Control Tower for both commercial and govcloud accounts

If you have workloads that will be deployed to commercial and GovCloud regions and also want Control Tower to manage governance of your AWS accounts, then you're going to need separate management account. So how this will look like is you will have a management account running Control Tower for commercial workloads and a second management account running Control Tower for GovCloud workloads. If your reasons for operating in GovCloud is for FedRAMP or other compliance related needs, then you'll want to make sure you have the proper segregation of your Commercial and GovCloud environments.

Regarding the documentation stating that "AWS Control Tower must be set up in the commercial Region before you can sign in to the AWS Control Tower management account to create AWS Control Tower accounts in AWS GovCloud (US)," it doesn't imply running multiple AWS Control Towers within the same management account. Essentially, AWS requires the initial setup of AWS Control Tower in a commercial region, even if your ultimate goal is to operate in GovCloud.
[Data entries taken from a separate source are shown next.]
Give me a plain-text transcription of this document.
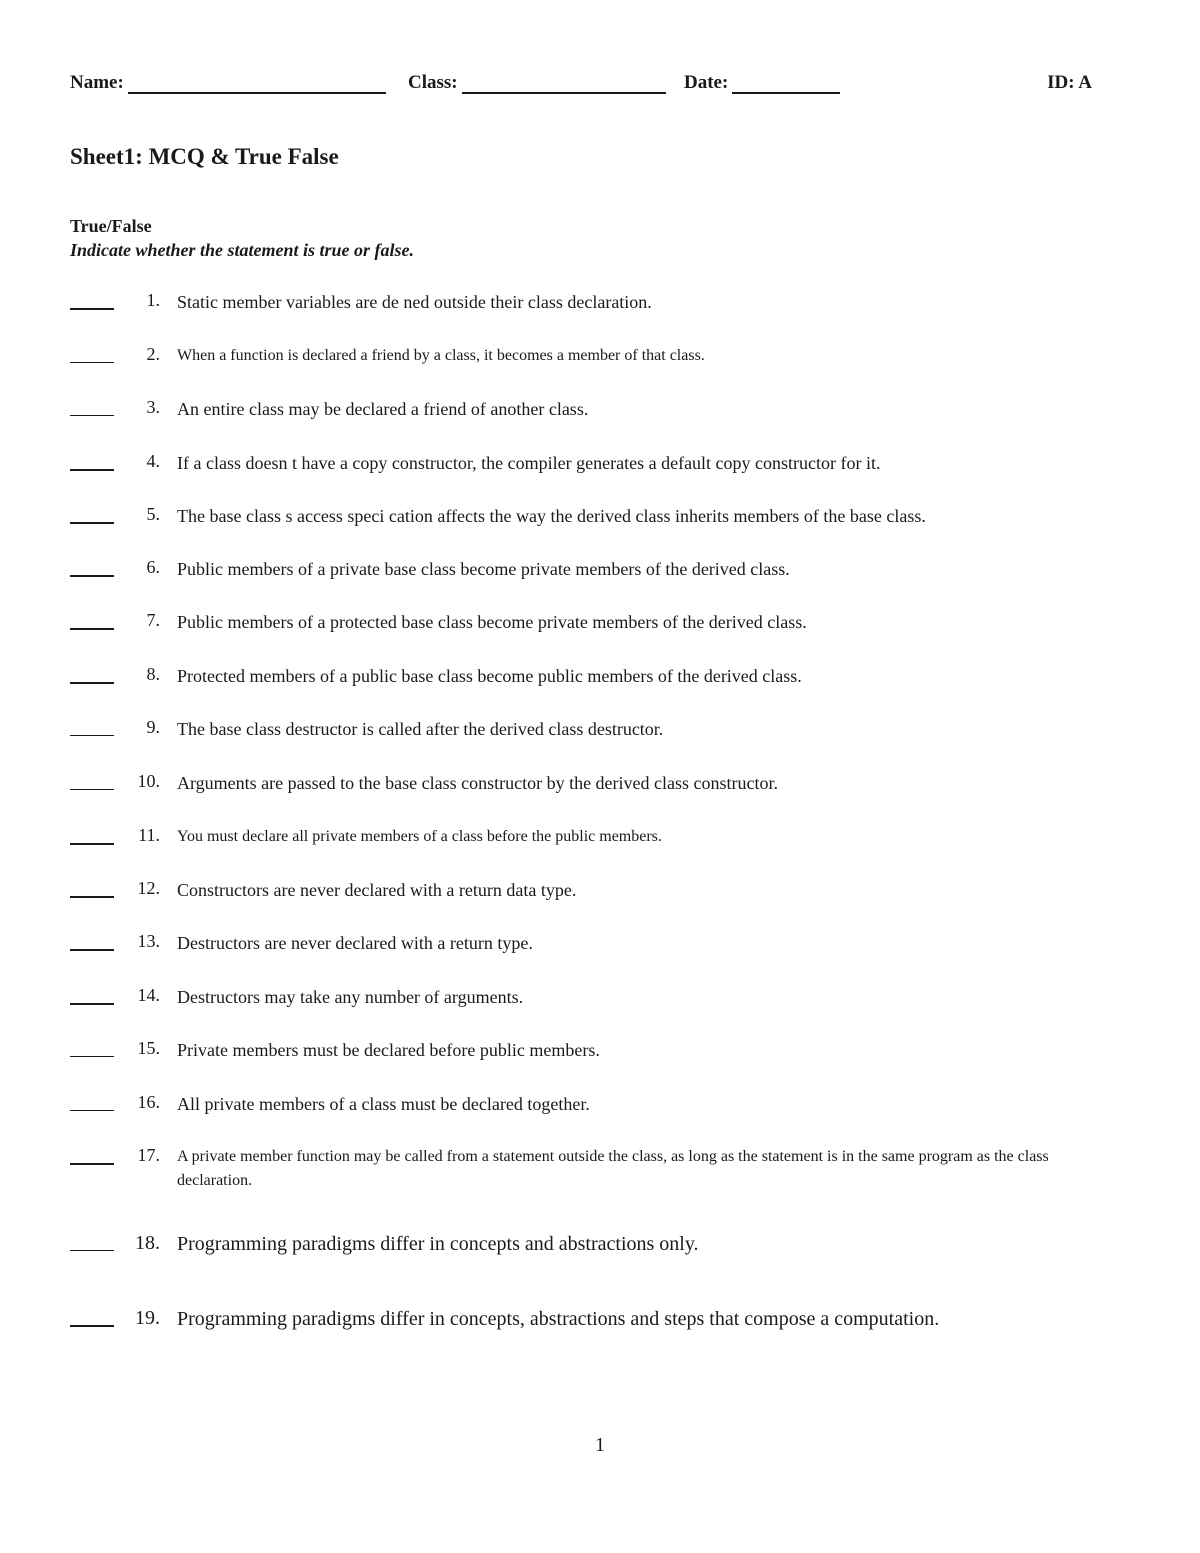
Name:	Class:	Date:	ID: A
Sheet1: MCQ & True False
True/False
Indicate whether the statement is true or false.
1. Static member variables are de ned outside their class declaration.
2. When a function is declared a friend by a class, it becomes a member of that class.
3. An entire class may be declared a friend of another class.
4. If a class doesn t have a copy constructor, the compiler generates a default copy constructor for it.
5. The base class s access speci cation affects the way the derived class inherits members of the base class.
6. Public members of a private base class become private members of the derived class.
7. Public members of a protected base class become private members of the derived class.
8. Protected members of a public base class become public members of the derived class.
9. The base class destructor is called after the derived class destructor.
10. Arguments are passed to the base class constructor by the derived class constructor.
11. You must declare all private members of a class before the public members.
12. Constructors are never declared with a return data type.
13. Destructors are never declared with a return type.
14. Destructors may take any number of arguments.
15. Private members must be declared before public members.
16. All private members of a class must be declared together.
17. A private member function may be called from a statement outside the class, as long as the statement is in the same program as the class declaration.
18. Programming paradigms differ in concepts and abstractions only.
19. Programming paradigms differ in concepts, abstractions and steps that compose a computation.
1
You can find more detailed explanations in this documentation.

Lastly, I also recommend you look at AWS LZA that Rajarshi mentioned or perhaps a partner to help implement the controls needed to operate in GovCloud for your compliance needs.

For consolidated billing across multiple payer accounts, your AWS account team might be able to help you or recommend a service/tool.

Hi,

Please note how AWS Control Tower Differs for AWS GovCloud (US): "Organizations that you create in the AWS GovCloud (US) Regions are independent from organizations created in commercial AWS Regions."

Would highly recommend checking out the Landing Zone Accelerator (LZA) on AWS Solution. It has a GovCloud specific deployment configuration, with Control Tower enabled.

Thank you for your reply Rajarshi. I really like the how LZA looks for deploying these accounts and will dig deeper into those this weekend.

Looking at the "How AWS Control Tower Differs for AWS GovCloud (US)" link you provided, in the "Creating your accounts" section, it says

"AWS Control Tower must be set up in the commercial Region before you can sign in to the AWS Control Tower management account to create AWS Control Tower accounts in AWS GovCloud (US)."

If I'm reading this correctly, does this mean that:

1. I create the initial management account, "cm1".
2. Deploy Control Tower in account "cm1".
3. From account "cm1", create the GovCloud account "gc2", which creates the linked acct "ln2".
4. I can now deploy Control Tower into account "gc2"

Which would result in one Control Tower to manage accounts in the Commercial regions and one Control Tower to manage accounts in the GovCloud regions? I'm trying to see if we can utilize one "billing" account "to rule them all" and still have operational separation for compliance in Commercial and GovCloud. We're okay with managing policies using 2 Control Towers as this would be the preferred method for us, but we'd like to try to keep one billing account if possible.

And thank you again for your help with this.